Yale Settles Wellness Lawsuit For $1.3 Million
March 16, 2022
In a settlement that an attorney with plaintiff AARP Foundation called a model for how wellness programs can and cannot be constructed, Yale University has agreed to pay $1.3 million to workers who claimed they were required to either participate in Yale’s wellness program or pay a $25 per week opt-out fee. Interviewed for a Bloomberg article, the AARP attorney maintained wellness programs such as Yale’s disadvantage older people and people with disabilities, and have the potential to be invasive. (The complaint also accuses Yale of violating plaintiffs’ civil rights by running afoul of “GINA,” the Genetic Information Nondiscrimination Act.)
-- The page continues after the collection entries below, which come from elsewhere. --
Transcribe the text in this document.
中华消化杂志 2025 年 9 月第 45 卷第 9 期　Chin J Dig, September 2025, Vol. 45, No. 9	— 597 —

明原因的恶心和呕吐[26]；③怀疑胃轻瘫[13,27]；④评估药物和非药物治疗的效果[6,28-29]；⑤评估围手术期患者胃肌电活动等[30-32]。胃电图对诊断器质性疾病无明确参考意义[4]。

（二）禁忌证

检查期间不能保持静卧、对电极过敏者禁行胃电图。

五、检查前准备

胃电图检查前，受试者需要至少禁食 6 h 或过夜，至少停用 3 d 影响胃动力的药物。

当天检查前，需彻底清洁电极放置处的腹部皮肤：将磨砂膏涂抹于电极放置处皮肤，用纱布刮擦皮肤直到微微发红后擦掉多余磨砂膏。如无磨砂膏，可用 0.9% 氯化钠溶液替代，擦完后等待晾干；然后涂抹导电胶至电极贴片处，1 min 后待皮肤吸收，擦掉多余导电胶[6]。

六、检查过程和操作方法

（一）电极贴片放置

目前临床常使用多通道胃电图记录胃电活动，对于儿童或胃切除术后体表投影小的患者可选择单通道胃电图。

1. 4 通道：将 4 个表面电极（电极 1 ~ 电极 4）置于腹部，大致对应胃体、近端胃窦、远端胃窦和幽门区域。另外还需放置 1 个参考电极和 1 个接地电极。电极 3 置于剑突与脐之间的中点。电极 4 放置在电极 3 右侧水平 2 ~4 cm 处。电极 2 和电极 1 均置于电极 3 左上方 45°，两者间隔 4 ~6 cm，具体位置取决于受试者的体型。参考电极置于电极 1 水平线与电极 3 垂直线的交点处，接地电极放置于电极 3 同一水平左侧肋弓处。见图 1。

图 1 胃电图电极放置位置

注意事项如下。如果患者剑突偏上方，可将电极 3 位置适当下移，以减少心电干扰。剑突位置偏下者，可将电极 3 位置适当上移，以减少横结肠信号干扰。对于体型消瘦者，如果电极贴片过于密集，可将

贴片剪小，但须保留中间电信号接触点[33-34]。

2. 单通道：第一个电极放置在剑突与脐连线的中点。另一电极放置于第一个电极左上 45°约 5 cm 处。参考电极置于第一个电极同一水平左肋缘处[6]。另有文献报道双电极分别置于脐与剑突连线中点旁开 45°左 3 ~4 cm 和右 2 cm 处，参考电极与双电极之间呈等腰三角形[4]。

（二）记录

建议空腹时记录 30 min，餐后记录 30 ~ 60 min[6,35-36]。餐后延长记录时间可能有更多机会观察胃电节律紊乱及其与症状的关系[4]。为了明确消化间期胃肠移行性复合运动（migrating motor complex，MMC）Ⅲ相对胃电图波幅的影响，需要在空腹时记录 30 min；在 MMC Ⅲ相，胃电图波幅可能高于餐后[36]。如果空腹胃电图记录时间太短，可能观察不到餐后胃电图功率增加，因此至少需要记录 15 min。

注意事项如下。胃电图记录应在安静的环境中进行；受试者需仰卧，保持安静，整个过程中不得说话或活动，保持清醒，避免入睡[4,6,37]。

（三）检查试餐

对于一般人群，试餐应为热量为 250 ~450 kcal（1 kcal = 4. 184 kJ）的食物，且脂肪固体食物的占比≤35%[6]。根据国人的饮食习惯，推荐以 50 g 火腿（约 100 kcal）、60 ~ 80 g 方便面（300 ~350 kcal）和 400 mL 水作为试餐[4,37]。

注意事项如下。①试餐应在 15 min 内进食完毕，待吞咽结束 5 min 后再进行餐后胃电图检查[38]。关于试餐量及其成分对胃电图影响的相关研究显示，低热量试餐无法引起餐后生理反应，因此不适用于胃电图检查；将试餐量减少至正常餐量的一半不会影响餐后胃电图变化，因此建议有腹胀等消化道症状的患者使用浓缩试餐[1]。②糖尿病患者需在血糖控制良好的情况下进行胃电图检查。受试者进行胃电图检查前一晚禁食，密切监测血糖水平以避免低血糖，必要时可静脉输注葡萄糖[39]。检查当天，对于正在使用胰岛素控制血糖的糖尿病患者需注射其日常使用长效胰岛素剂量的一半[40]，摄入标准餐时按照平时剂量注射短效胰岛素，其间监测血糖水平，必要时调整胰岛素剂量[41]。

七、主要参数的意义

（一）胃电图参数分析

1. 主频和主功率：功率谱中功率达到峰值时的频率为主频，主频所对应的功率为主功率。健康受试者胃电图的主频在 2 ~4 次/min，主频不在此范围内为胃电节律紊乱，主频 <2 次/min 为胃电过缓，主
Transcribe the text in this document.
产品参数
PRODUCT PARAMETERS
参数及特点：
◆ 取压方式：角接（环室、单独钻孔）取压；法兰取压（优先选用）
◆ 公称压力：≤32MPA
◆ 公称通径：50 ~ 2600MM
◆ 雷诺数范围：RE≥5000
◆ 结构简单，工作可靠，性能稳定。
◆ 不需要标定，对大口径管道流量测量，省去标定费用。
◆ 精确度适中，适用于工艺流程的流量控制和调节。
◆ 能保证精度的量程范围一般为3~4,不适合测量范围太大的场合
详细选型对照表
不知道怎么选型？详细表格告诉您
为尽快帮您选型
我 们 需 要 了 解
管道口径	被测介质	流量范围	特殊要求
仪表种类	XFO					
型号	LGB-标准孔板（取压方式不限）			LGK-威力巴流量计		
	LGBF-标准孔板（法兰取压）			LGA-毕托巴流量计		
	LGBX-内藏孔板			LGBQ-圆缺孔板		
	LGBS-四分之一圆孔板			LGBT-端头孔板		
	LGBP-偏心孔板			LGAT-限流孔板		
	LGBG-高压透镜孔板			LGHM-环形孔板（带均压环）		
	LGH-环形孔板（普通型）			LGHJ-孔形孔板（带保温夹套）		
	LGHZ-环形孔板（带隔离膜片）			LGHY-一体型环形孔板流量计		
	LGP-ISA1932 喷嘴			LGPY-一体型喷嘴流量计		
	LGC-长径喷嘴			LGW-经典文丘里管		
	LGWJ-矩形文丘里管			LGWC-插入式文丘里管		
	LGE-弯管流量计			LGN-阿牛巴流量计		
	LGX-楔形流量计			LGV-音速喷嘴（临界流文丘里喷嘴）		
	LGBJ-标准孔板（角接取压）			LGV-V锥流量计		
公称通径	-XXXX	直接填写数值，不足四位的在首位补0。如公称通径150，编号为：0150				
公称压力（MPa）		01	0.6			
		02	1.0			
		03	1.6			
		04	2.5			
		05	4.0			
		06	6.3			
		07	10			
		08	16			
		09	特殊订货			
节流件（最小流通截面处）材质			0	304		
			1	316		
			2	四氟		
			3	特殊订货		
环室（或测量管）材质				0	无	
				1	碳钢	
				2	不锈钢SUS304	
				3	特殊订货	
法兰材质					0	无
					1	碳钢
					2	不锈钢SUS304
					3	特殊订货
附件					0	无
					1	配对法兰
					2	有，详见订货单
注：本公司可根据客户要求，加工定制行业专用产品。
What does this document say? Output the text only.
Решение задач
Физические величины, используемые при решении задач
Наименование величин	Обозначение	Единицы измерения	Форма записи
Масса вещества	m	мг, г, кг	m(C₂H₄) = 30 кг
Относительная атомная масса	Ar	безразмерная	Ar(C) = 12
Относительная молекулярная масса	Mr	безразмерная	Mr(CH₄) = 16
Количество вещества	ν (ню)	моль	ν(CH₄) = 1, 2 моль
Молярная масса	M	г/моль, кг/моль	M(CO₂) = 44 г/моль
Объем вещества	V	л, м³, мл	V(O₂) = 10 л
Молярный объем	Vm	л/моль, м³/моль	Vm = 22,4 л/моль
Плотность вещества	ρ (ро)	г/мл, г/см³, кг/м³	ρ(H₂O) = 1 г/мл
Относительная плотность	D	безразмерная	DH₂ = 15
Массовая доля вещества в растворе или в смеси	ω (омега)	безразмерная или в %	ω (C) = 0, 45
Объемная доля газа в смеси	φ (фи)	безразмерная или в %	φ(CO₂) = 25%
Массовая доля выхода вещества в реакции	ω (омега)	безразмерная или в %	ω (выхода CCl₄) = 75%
The attorney said this case to her knowledge was the first that came in the wake of the AARP’s challenge to Equal Employment Opportunity Commission rules concerning the “incentive” component of the Commission’s position on wellness programs. That rule is yet to be finalized and been a confusing issues for employers, she acknowledged.
The lawsuit, filed almost three years ago, is summarized in an article that appeared at the time on the PLANSPONSOR website. The $25 per week incentive to participate in the Yale wellness program is just as appropriately called a penalty, according to the complaint, which notes it amounts to about $1,300 per year. One plaintiff union member quoted in the complaint says that Yale is forcing union members to do something they don’t want to do, and “financially penalizing them if [they] don’t do it.”